季寒酥无语望天,语气不善的道,“你这人真是的,从刚才见面到现在,你骂了我多少次了?我好好的又怎么惹你了,还是你许久不见我,因爱生恨?在埋怨我??”
谢景昀冷冷的瞥了一眼季寒酥,那人一脸无辜加迷茫,闹得自己好像真如他口中说的那样,因爱生恨,心生埋怨!
“本王只是觉得你不配坐而已!”
季寒酥一屁股坐在桌子边上,身体往后半倒,一只手支撑着脑袋。
“配,怎么不配,我可是连你都配的上的人,怎么不配坐个破椅子了。”
谢景昀敛了神情,对着下坐的三人说道:“新皇继位,相关事宜可都备齐了?”
陆之琛点头,“所有事宜一应备齐,现在唯一不敢确定的是,昭贵妃该如何安置?”
谢景昀思索良久,“昭贵妃是先帝唯一的妃嫔,又是新帝的生母。理应封其为太后,等新帝继位,就迁居寿安宫吧!”

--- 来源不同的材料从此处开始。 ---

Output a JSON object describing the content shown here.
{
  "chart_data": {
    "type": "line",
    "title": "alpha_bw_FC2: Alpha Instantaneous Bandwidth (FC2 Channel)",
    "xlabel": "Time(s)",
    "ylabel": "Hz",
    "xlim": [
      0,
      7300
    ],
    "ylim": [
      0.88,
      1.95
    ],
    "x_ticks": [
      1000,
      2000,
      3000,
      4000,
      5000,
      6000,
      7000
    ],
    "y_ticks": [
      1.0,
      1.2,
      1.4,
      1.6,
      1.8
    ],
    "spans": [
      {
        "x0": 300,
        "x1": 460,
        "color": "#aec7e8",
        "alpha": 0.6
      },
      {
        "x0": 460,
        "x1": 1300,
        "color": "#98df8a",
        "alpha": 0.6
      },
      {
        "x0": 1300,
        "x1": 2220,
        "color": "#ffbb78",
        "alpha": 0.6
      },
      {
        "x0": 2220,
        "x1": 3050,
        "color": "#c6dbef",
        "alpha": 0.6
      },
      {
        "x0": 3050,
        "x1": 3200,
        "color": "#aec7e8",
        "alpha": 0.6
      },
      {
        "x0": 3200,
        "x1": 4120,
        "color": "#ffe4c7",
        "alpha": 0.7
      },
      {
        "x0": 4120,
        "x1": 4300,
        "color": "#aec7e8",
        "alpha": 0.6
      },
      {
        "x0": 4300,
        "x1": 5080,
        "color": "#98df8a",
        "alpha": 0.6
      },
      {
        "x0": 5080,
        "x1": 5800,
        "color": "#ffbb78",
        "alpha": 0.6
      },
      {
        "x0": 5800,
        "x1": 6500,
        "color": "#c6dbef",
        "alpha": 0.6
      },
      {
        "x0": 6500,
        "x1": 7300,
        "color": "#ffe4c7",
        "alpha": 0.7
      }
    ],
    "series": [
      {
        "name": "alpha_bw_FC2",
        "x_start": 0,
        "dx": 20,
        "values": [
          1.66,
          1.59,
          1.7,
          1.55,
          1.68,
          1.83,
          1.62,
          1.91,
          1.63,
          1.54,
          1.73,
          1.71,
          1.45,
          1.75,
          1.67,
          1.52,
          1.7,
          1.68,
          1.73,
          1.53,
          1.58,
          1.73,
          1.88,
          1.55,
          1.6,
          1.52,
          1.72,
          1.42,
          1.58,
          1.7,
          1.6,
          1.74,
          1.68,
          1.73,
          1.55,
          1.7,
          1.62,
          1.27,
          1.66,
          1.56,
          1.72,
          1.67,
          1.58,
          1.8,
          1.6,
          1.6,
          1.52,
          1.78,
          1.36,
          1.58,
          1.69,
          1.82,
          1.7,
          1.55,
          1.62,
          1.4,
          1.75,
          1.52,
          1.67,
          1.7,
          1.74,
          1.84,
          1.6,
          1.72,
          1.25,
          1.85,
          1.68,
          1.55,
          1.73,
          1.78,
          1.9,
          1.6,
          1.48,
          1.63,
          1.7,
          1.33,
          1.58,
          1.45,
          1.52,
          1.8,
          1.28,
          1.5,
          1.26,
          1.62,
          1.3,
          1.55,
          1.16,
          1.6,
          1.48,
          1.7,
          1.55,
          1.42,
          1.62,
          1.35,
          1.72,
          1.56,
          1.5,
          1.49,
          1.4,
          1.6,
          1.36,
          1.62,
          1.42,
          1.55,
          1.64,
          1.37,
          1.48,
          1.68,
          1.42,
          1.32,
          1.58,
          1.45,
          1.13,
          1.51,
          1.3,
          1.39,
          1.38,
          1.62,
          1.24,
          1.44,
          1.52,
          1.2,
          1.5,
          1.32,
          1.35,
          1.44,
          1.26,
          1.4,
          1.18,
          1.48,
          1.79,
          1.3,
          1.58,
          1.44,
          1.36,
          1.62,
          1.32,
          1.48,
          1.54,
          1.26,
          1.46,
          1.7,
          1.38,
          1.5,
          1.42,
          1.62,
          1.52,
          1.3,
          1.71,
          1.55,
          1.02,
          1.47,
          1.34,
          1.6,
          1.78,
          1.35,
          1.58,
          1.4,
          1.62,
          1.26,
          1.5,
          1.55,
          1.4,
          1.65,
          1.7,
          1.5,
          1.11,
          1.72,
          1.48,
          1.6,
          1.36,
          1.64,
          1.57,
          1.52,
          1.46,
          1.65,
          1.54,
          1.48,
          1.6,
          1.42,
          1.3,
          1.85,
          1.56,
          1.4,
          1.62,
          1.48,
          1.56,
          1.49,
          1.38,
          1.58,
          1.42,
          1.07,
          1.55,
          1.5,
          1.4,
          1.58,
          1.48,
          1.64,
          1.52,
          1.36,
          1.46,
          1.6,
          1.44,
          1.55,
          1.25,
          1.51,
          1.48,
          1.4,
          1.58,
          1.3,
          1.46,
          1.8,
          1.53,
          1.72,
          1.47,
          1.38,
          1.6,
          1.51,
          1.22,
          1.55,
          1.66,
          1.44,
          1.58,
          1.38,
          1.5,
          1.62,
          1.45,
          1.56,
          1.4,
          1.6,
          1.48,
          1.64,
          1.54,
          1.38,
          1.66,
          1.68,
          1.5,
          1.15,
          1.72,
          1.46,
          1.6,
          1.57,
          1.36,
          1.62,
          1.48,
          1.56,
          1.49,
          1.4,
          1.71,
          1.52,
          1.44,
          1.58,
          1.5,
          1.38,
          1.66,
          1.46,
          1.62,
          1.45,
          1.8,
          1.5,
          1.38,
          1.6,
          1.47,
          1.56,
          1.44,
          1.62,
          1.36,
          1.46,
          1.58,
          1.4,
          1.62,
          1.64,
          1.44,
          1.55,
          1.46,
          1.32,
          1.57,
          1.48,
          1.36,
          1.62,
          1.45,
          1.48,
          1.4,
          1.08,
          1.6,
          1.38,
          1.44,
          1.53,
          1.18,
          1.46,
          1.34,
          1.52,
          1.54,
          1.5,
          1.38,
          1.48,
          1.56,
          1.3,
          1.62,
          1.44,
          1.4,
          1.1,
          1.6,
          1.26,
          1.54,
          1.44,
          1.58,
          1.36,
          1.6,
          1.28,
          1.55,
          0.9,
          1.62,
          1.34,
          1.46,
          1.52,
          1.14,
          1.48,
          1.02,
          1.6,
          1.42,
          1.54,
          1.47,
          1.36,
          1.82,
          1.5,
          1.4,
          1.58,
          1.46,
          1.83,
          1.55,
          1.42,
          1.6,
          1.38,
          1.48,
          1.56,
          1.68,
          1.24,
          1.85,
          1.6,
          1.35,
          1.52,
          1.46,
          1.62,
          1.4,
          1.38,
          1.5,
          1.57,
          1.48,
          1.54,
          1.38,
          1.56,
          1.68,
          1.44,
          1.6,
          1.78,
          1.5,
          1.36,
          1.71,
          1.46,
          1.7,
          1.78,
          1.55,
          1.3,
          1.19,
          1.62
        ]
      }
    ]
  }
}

昭贵妃是裴文敬之女,本该荣华富贵过一生的,却年纪轻轻就守了寡。以后得那几十年该如何过,孤儿寡母又该如何撑起这大周的腥风血雨。
裴文敬听到谢景昀的话,起身行了一礼,“昭贵妃年纪尚小,又要照料新帝,迁居寿安宫最合适不过了。”
有裴文敬亲自带头,其他两位顺理成章的将此事定了下来。
登基大典的日子选在了三月二十二日。
季寒酥并没有急着去边关,因为谢景昀那日下午议完要事后,其他几人告退了,只剩季寒酥一个还继续留在宣政殿内。
谢景昀站起的一瞬间,突然向后倒去,季寒酥眼疾手快的将人拽进了怀里。
这才避免谢景昀倒下后脑袋磕到椅子把手上。
太医来看诊,说是谢景昀作息不规律,积劳成疾,以致气血逆行。给开了方子,苏安去煎药了,独留下季寒酥一人在殿内陪着。
谢景昀突然晕倒,让季寒酥猛的意识到一件事。这人自从坐上摄政王的位子,所有家国天下的大小事情都压在他一人肩上。
他如今也不过才二十五岁,一双肩膀却已经撑着大周风风雨雨近九年了。